Alexander Brockmeier und Christian Markert kandidieren


Am Dienstag veröffentlichten die Freien Demokraten im Bund den Entwurf ihres Bundestagswahlprogrammes, welches nun auf dem Bundesparteitag im Mai beschlossen werden soll. Dies nahmen die Bundestagskandidaten im Kreis Steinfurt zum Anlass mit ersten inhaltlichen Forderungen in den Wahlkampf zu starten. Für die Freien Demokraten werden im Wahlkreis Steinfurt I – Borken I der derzeitige Landtagsabgeordnete Alexander Brockmeier und im Wahlkreis Steinfurt III Christian Markert, der als Betriebswirt in der Logistik tätig ist, kandidieren.

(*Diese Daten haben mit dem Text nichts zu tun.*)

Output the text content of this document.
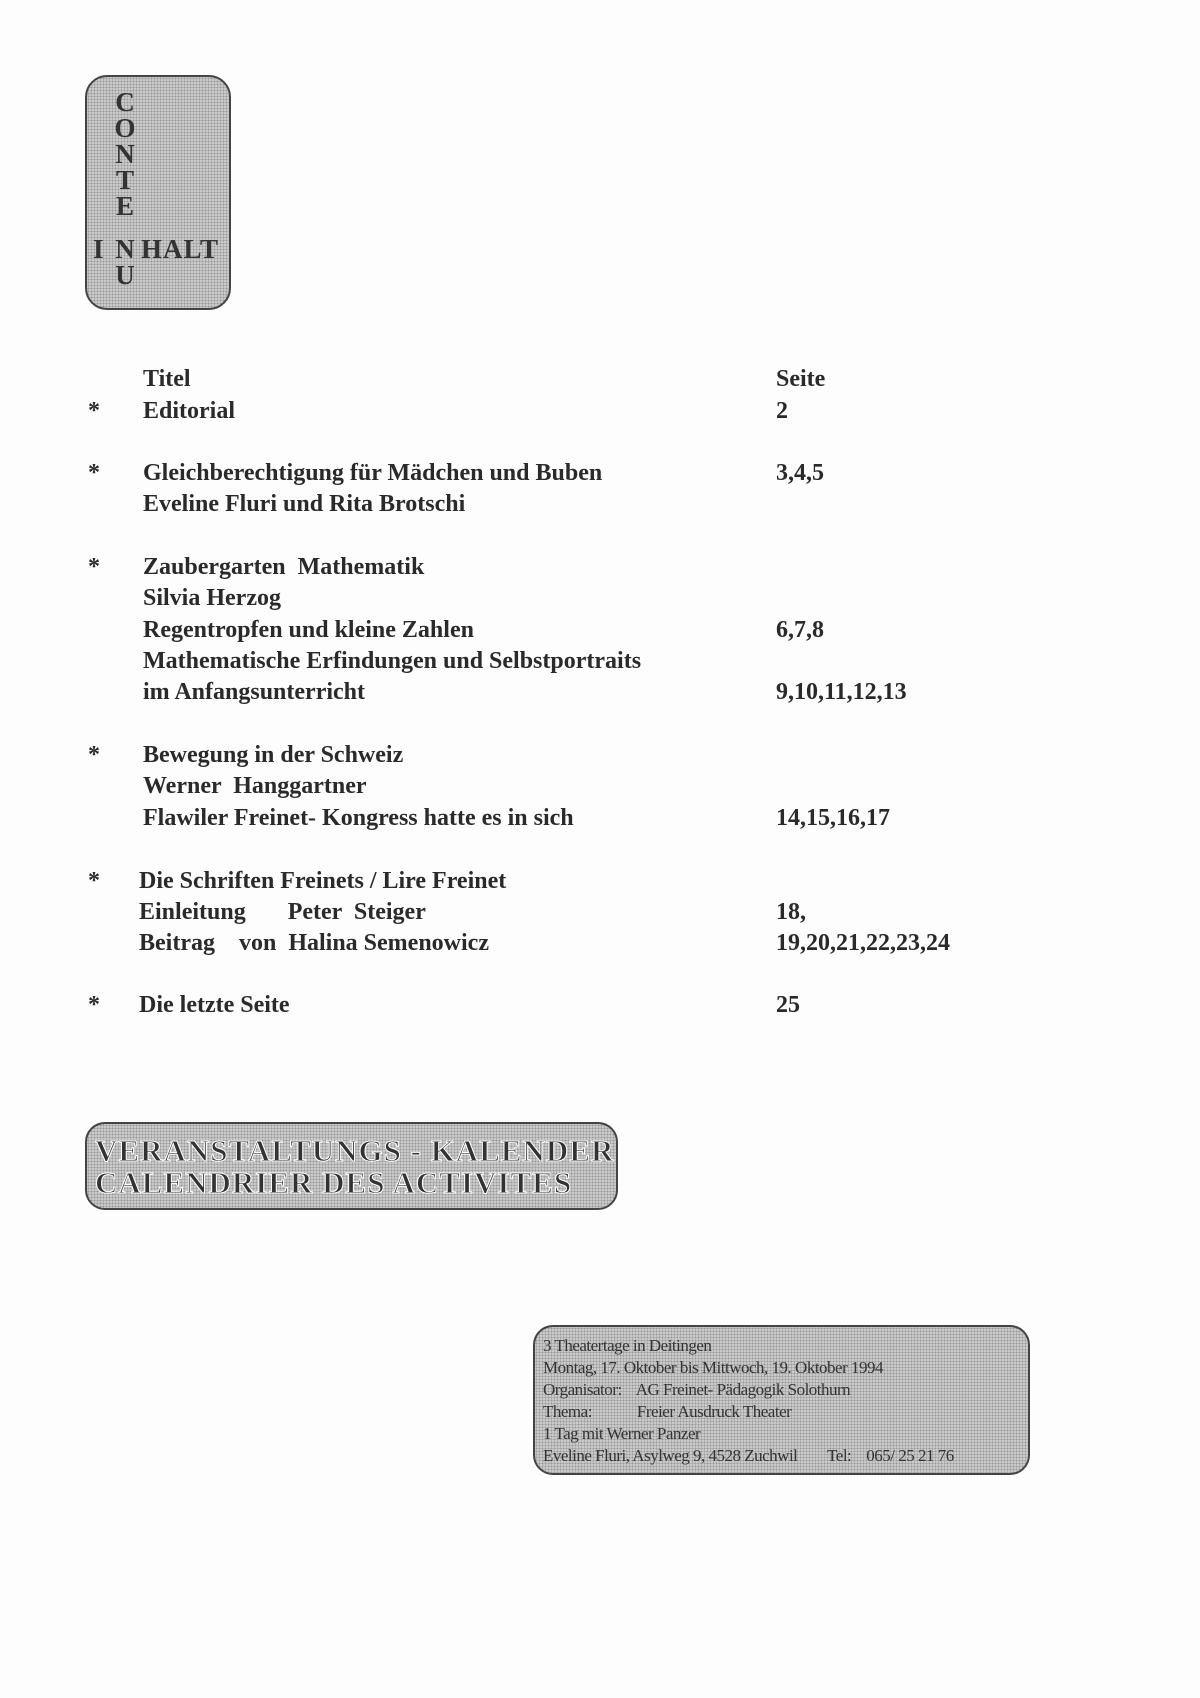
C
O
N
T
E
N
U
I HALT
Titel	Seite
* Editorial	2
* Gleichberechtigung für Mädchen und Buben	3,4,5
Eveline Fluri und Rita Brotschi
* Zaubergarten  Mathematik
Silvia Herzog
Regentropfen und kleine Zahlen	6,7,8
Mathematische Erfindungen und Selbstportraits
im Anfangsunterricht	9,10,11,12,13
* Bewegung in der Schweiz
Werner  Hanggartner
Flawiler Freinet- Kongress hatte es in sich	14,15,16,17
* Die Schriften Freinets / Lire Freinet
Einleitung       Peter  Steiger	18,
Beitrag    von  Halina Semenowicz	19,20,21,22,23,24
* Die letzte Seite	25
VERANSTALTUNGS - KALENDER
CALENDRIER DES ACTIVITES
3 Theatertage in Deitingen
Montag, 17. Oktober bis Mittwoch, 19. Oktober 1994
Organisator:    AG Freinet- Pädagogik Solothurn
Thema:            Freier Ausdruck Theater
1 Tag mit Werner Panzer
Eveline Fluri, Asylweg 9, 4528 Zuchwil        Tel:    065/ 25 21 76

Alexander Brockmeier, derzeitig Landtagsabgeordneter in Düsseldorf und dort Mitglied im Schul-, Innen- und Familienausschuss sieht bei der anstehenden Bundestagwahl gute Chancen für die Liberalen: „Die Bürgerinnen und Bürger wünschen sich aktuell eine sachorientierte und vernünftige Politik. Als FDP schaffen wir es auch in diesen Pandemiezeiten sowohl in Regierungsverantwortung in Düsseldorf als auch in der Opposition im Bund den Menschen klare Perspektiven nach der Pandemie aufzuzeigen. Für uns ist bei der anstehenden Bundestagswahl klar: Nie gab es mehr zu tun.“


„Deutschland steht vor großen Umbrüchen. Sei es in Fragen der Digitalen Transformation, den Folgen des Klimawandels oder der Veränderung der Arbeitswelt. Für all diese Frage brauchen wir mutige und zukunftsweise Konzepte. Wir Freie Demokraten wollen Deutschland ins 21. Jahrhundert bringen. Unser Ziel ist es die deutsche Verwaltung zu einem One-Stop-Shop zu machen. Bürger sollen nur einmal ihre Daten, wie z.B. die Meldebescheinigung oder Geburtsurkunde, angeben und diese nicht bei jeden Verwaltungsgang oder jeder Behörde erneut vorlegen müssen. Wir setzen uns für ein volldigitales und transparentes Bürgerbüro ein. Aber nicht nur unsere Verwaltung, sondern auch unsere Schulen müssen die Chancen der Digitalisierung nutzen. Als Land NRW haben wir, gemeinsam mit dem Bund, dafür bereits die finanziellen Mittel bereitgestellt. Nun gilt es das gesamte Bildungssystem an die digitalen Veränderungen anzupassen. Mit schuleigenen Digitallaboren, dem Einsatz Künstlicher Intelligenz und einem DigitalPakt 2.0 machen wir Deutschland von Verlierer zum Gewinner im weltweiten Bildungsranking,“ führt Brockmeier weiter aus.


Auch Christian Markert, Mitglied der Freien Demokraten seit 2017 , möchte in den kommenden Wochen und Monaten für die Ideen der Freien Demokraten werben: „Für mich gilt das Aufstiegsversprechen der Freien Demokraten. Jeder und jede, die sich in Deutschland etwas aufbauen möchte, muss vom Staat dabei Unterstützung erfahren. Angefangen bei der steuerlichen Entlastung für das Eigenheim, über ein modernes Familienrecht bis hin zur Unterstützung bei Unternehmensgründungen und Selbständigkeit. Liberal sein heißt für uns, Vertrauen zu haben in die Eigeninitiative der Bürgerinnen und Bürger. Dabei wollen wir besonders auch die Gering- und Mittelverdiener in unserem Land entlasten. Wir wollen die Zuverdienstgrenzen bei Mini- und Midijobs deutlich anheben, den Solidarzuschlag für alle abschaffen und unnötige Bagatellsteuern beseitigen. Damit bleibt am Ende mehr Geld in den Taschen der Bürgerinnen und Bürger,“ so Markert.